Bussone came to America as a young man because he did not see any opportunities for himself in Italy. “I’m American by choice,” he says.

Redmon and Sabin capture the rhythms of the small fishing town: colorful lobster traps piled on the docks in the frigid air, snow driving down through the trees, and the bare-bones offices of the lobster dealers. They interview everyone: Bussone, the sardine workers, the lobster dealers, and one very entertaining and knowledgeable old lobster fisherman. These people are tough. Lobster dealer Dana Rice, one of the main opponents of Bussone’s new plant, does not agree with government subsidization of business and says, “Call me a libertarian or a goddamn crank.”

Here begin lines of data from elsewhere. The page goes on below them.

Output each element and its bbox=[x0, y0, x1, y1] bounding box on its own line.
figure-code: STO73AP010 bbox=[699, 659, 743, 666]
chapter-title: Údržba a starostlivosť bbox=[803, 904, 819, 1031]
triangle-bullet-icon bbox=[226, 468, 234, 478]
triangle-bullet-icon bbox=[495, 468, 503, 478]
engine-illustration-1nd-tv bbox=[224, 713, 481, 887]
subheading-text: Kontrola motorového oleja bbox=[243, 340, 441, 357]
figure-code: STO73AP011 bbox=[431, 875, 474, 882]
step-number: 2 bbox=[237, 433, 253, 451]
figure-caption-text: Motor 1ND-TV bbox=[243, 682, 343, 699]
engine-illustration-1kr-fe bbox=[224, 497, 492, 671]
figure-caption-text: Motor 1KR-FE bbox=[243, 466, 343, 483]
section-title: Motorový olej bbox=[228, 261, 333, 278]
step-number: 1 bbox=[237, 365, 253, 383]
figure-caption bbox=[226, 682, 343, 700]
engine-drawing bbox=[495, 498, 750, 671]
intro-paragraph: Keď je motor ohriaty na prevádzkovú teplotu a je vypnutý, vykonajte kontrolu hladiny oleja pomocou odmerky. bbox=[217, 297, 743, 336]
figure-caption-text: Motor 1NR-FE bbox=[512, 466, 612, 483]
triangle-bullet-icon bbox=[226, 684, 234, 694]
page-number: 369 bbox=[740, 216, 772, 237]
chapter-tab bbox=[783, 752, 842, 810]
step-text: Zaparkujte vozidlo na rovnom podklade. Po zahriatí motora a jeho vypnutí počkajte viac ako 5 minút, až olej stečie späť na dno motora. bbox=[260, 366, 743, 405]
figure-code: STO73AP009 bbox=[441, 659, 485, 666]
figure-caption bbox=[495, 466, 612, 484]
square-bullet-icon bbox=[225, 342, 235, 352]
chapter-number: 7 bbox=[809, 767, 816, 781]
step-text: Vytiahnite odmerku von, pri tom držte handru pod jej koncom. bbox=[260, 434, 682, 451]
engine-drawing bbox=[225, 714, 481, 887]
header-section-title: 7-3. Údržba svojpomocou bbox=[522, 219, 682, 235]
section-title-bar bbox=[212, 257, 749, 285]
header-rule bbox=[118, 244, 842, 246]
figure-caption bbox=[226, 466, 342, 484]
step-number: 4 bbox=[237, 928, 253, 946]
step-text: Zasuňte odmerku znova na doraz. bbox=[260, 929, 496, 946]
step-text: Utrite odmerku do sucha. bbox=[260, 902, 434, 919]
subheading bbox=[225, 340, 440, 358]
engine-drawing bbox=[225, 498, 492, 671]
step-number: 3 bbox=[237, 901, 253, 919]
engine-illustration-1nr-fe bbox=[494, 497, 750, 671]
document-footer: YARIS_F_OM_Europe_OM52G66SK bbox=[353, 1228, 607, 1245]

Downeast is elegantly edited, the camera moving deliberately through the empty factory, its dark concrete space now eloquent with possibility. As the plant becomes a reality, the sardine workers, used to putting sardines into small cans, must now be trained to rip off lobster claws and clean out excess meat. One woman just had a knee replacement, and wondered what it would be like to stand all day. When she sees Mr. Bussone, she comes right up to him and says, “Mr. Bussone, I am sorry, I don’t know how to pronounce your name, I just want you to know how glad I am to be here, and how wonderful your plan is. Thank you.”

While this may seem like it would be a story of hope, and it is in part, there are dark clouds always on the horizon. One $90,000 check from a client bounces, with catastrophic consequences. Checks Bussone paid to lobster fishermen bounce. The bank freezes his accounts. He mortgages his house. He mortgages his second house. He cannot continue to keep the processing plant going. There will have to be layoffs. This makes headlines up and down the New England coast.

Keeping business in the United States is a hot topic, and Downeast homes in the story of one man who tries to make that dream a reality. It is a local story, but it is also a story of the larger issues facing America today. It is the story of tough “downeasters”, used to working hard, who have adjusted to the winds of change through the generations. For decades, a giant cut-out man in a yellow slicker holding a can of sardines stood outside of Gouldsboro. When the lobster plant opens, the sardine can is painted over to a big red lobster. Tough times require courage in the face of adversity and a willingness to adapt.

Having been to many a boring office party in my day, the scene of the holiday party held at the brand-new plant, with barely a worker under 70 years old, was one of the best scenes in the film. Bussone is there, and presented with a plaque with two giant shellacked lobsters on it. There is such a sense of celebration and excitement in that bleak office, and it made me think: “Americans by choice” like Antonio Bussone, and born-and-bred Americans like the elderly workers, are the best that America has to offer. Can’t we do better for them?

Downeast does not have a happy or tidy ending. The situation continues to unfold.